I was initially dismissive of this note from Google Research on improving machine translation via Deep Learning Networks by adding in a sentence-level network. My goodness, they’ve rediscovered anaphora and co-reference resolution! Next thing they will try is some kind of network-based slot-filler ontology to carry gender metadata. But their goal was to add a framework to their existing recurrent neural network architecture that would support a weak, sentence-level resolution of translational ambiguities while still allowing the TPU/GPU accelerators they have created to function efficiently. It’s a hack, but one that potentially solves yet another corner of the translation problem and might result in a few percent further improvements in the quality of the translation.
But consider the following sentences:
The dog had the ball. It was covered with slobber.
The dog had the ball. It was thinking about lunch while it played.
In these cases, the anaphora gets resolved by semantics and the resolution seems largely an automatic and subconscious process to us as native speakers. If we had to translate these into a second language, however, we would be able to articulate that there are specific reasons for correctly assigning the “It” to the ball in the first two sentences. Well, it might be possible for the dog to be covered with slobber, but we would guess the sentence writer would intentionally avoid that ambiguity.

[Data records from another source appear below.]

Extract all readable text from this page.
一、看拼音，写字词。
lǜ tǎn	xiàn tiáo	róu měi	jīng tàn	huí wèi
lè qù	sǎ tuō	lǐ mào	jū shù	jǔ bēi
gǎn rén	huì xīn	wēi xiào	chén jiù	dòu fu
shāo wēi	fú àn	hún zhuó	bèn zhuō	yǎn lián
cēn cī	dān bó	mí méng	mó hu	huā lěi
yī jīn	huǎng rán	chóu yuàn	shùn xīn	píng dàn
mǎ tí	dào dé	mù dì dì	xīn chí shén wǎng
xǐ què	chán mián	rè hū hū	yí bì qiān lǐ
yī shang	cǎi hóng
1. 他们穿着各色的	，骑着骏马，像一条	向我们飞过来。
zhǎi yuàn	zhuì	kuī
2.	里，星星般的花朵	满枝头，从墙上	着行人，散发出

The second set of sentences could conceivably be ambiguous if, in the broader context, the ball was some intelligent entity controlling the dog. Still, when our guesses are limited to the sentence pairs in isolation we would assign the obvious interpretations. Moreover, we can resolve giant, honking passage-level ambiguities with ease, where the author is showing off in not resolving the co-referents until obscenely late in the text.
In combination, we can see the obvious problem with sentence-level “attention” calculations. The context has to be moving and fairly long.